Outstanding rich-flavoured noble red and excellent white wines with natural sweetness are typical of this region. Grape varieties grown here are Cabernet Sauvignon, Chardonnay, Pinot Gris, Pinot Noir, Columna, Merlot, Muscat Ottonel, Italian Riesling, Sauvignon, and local varieties Fetească Neagră, Fetească Regala, Aligote and Babească Neagră.
A visit to Podgoria/Crama Murfatlar, the viticulture centre of Southern Dobrudja Plateau, at the north end of Murfatlar/Basarabi is highly recommended. Among the many varieties of red and white wines produced on 3,000 hectares, there are special ones such as the unique Lacrima lui Ovidiu (Tears of Ovid), named after the famous Roman writer, exiled under Emperor Augustus in 8 AD to the nearby Tomis (Constanta). Restaurant Crama Murfatlar, opened in 2009, offers wine tastings with traditional Romanian dishes.
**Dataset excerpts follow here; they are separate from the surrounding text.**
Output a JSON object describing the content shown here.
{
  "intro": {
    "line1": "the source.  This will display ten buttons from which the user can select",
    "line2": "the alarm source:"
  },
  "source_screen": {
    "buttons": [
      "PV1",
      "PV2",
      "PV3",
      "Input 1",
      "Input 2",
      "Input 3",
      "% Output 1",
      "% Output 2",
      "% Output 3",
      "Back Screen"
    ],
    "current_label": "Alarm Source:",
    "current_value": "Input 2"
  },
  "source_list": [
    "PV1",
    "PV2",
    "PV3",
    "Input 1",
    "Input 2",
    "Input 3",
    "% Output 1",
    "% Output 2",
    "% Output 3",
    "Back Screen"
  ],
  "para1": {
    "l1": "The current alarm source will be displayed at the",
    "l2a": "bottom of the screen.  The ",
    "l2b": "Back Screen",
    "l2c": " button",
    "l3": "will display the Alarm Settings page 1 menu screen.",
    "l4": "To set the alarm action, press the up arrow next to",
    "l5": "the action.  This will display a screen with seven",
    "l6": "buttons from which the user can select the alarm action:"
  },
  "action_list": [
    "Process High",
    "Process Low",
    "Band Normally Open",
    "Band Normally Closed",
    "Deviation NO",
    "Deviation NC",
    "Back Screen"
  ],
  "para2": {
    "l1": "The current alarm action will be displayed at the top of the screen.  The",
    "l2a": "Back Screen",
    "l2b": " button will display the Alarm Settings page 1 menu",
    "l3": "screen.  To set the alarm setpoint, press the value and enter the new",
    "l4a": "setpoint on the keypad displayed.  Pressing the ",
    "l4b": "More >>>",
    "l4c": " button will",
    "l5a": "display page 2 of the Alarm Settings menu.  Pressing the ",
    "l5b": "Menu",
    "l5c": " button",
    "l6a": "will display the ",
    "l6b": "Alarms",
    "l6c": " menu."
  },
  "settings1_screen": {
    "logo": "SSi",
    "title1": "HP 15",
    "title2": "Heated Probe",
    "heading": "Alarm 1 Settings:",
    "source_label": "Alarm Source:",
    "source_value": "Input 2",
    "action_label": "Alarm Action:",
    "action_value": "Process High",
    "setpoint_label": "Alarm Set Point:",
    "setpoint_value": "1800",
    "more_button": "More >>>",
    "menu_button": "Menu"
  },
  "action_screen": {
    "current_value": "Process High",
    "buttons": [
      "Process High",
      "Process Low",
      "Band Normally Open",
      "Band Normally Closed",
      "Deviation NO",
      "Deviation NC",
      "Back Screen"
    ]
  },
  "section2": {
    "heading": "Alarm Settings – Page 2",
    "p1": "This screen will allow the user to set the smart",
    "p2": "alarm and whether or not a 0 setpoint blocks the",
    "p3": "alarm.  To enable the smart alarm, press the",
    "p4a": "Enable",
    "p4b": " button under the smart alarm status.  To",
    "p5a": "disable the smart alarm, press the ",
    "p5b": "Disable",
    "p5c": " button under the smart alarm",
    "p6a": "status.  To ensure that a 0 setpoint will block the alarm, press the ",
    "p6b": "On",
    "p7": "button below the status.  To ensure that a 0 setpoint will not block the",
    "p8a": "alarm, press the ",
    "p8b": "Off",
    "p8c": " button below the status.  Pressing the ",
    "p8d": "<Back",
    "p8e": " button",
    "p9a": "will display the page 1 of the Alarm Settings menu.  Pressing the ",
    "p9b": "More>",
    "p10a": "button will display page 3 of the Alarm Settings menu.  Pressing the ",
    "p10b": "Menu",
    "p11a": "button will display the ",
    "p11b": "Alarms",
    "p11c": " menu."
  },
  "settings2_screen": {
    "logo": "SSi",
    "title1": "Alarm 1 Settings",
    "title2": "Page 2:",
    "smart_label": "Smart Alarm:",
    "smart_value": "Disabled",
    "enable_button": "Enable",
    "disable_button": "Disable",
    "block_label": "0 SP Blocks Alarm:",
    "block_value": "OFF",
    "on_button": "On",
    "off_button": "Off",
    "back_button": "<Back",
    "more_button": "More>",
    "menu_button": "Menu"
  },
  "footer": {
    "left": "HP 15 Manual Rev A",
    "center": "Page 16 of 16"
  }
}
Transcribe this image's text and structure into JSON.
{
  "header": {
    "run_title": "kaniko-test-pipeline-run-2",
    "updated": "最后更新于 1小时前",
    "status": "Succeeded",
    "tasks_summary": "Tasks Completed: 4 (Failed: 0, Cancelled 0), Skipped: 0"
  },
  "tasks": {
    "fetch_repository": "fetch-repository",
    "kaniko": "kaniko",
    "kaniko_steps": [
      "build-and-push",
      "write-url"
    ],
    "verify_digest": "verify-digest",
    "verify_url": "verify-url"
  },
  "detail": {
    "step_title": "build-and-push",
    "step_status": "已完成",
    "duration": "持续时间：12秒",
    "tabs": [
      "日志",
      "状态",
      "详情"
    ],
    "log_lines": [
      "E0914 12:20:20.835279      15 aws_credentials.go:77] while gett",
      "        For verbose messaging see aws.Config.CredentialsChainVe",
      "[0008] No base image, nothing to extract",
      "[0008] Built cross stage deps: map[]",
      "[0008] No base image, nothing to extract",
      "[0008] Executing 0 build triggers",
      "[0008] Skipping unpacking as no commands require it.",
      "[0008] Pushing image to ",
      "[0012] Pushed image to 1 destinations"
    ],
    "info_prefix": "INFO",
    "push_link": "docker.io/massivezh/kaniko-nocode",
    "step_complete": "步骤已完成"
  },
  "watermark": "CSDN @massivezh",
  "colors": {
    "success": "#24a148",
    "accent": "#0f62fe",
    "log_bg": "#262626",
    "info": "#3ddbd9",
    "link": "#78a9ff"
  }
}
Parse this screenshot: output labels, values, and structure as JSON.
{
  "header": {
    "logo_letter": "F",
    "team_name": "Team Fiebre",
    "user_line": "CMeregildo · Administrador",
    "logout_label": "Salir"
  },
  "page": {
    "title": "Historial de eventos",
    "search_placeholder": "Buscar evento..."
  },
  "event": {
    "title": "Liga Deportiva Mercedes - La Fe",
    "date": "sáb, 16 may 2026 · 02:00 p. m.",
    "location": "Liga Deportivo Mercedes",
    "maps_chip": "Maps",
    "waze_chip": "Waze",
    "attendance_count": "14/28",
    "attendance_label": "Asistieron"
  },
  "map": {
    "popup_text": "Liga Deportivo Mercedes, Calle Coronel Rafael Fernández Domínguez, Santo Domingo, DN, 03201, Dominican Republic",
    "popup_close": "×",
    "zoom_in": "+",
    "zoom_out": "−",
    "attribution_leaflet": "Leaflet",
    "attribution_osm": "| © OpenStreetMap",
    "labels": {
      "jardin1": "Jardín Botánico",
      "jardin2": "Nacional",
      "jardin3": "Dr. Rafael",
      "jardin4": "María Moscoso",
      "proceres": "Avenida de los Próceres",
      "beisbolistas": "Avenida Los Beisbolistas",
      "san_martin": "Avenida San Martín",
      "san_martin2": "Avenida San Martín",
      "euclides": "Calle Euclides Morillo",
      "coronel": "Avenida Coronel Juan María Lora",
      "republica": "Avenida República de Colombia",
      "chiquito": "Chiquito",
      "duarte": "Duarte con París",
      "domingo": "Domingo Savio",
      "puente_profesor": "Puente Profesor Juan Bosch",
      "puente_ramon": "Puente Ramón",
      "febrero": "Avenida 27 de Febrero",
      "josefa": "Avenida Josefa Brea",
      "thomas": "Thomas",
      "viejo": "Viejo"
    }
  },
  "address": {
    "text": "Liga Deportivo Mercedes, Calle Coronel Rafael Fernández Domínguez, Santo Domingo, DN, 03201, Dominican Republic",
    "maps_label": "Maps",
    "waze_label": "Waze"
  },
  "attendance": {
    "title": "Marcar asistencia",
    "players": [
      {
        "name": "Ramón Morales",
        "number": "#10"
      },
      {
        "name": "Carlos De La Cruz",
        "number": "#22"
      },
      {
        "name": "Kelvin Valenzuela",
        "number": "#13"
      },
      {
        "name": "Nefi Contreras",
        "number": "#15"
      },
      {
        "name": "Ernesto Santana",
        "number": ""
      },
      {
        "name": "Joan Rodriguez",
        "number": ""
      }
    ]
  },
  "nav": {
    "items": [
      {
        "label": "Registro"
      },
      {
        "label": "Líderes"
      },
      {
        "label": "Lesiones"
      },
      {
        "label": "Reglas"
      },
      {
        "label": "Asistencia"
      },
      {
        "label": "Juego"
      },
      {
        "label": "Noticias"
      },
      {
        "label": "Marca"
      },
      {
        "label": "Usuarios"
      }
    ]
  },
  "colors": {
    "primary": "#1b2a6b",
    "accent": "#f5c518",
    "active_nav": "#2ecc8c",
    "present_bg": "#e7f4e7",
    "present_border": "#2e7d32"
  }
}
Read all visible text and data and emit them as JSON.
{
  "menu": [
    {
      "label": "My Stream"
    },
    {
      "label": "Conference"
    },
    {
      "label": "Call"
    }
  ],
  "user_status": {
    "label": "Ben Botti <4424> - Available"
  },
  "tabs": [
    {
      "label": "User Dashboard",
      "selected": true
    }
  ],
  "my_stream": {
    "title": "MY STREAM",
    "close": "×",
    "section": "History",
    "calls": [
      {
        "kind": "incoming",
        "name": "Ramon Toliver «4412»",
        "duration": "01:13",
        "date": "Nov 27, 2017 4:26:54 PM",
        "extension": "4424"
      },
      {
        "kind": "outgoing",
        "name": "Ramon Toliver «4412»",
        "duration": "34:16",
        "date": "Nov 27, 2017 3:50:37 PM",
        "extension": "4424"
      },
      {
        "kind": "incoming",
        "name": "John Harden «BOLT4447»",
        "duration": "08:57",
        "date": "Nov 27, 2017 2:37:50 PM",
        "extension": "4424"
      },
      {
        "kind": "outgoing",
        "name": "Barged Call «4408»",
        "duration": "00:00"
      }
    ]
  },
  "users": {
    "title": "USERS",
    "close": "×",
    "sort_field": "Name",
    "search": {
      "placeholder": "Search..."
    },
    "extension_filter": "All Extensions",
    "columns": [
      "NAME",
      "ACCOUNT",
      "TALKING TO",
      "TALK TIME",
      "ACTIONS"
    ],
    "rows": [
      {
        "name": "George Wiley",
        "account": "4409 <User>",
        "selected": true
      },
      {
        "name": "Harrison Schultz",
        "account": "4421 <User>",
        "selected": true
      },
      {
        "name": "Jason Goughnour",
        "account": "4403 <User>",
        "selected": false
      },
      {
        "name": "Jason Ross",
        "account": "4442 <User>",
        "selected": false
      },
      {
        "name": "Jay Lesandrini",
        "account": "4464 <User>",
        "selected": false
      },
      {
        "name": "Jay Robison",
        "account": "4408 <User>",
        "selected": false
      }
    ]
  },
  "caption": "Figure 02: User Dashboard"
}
Vineyards of Clos de Colombes are a dream-come-true estate owned by a French woman, Anne Marie Rosenberg. It also features a restaurant and B&B accommodation for the weary traveller. Visit Sarica Niculitel region near Tulcea, Northern Dobrudja Plateau, the attested “Bacchus Colony” since the 3rd century BC. Alcovin vineyards, planted in 2002, offer red and white Curtea Regala and Pelegrin wines.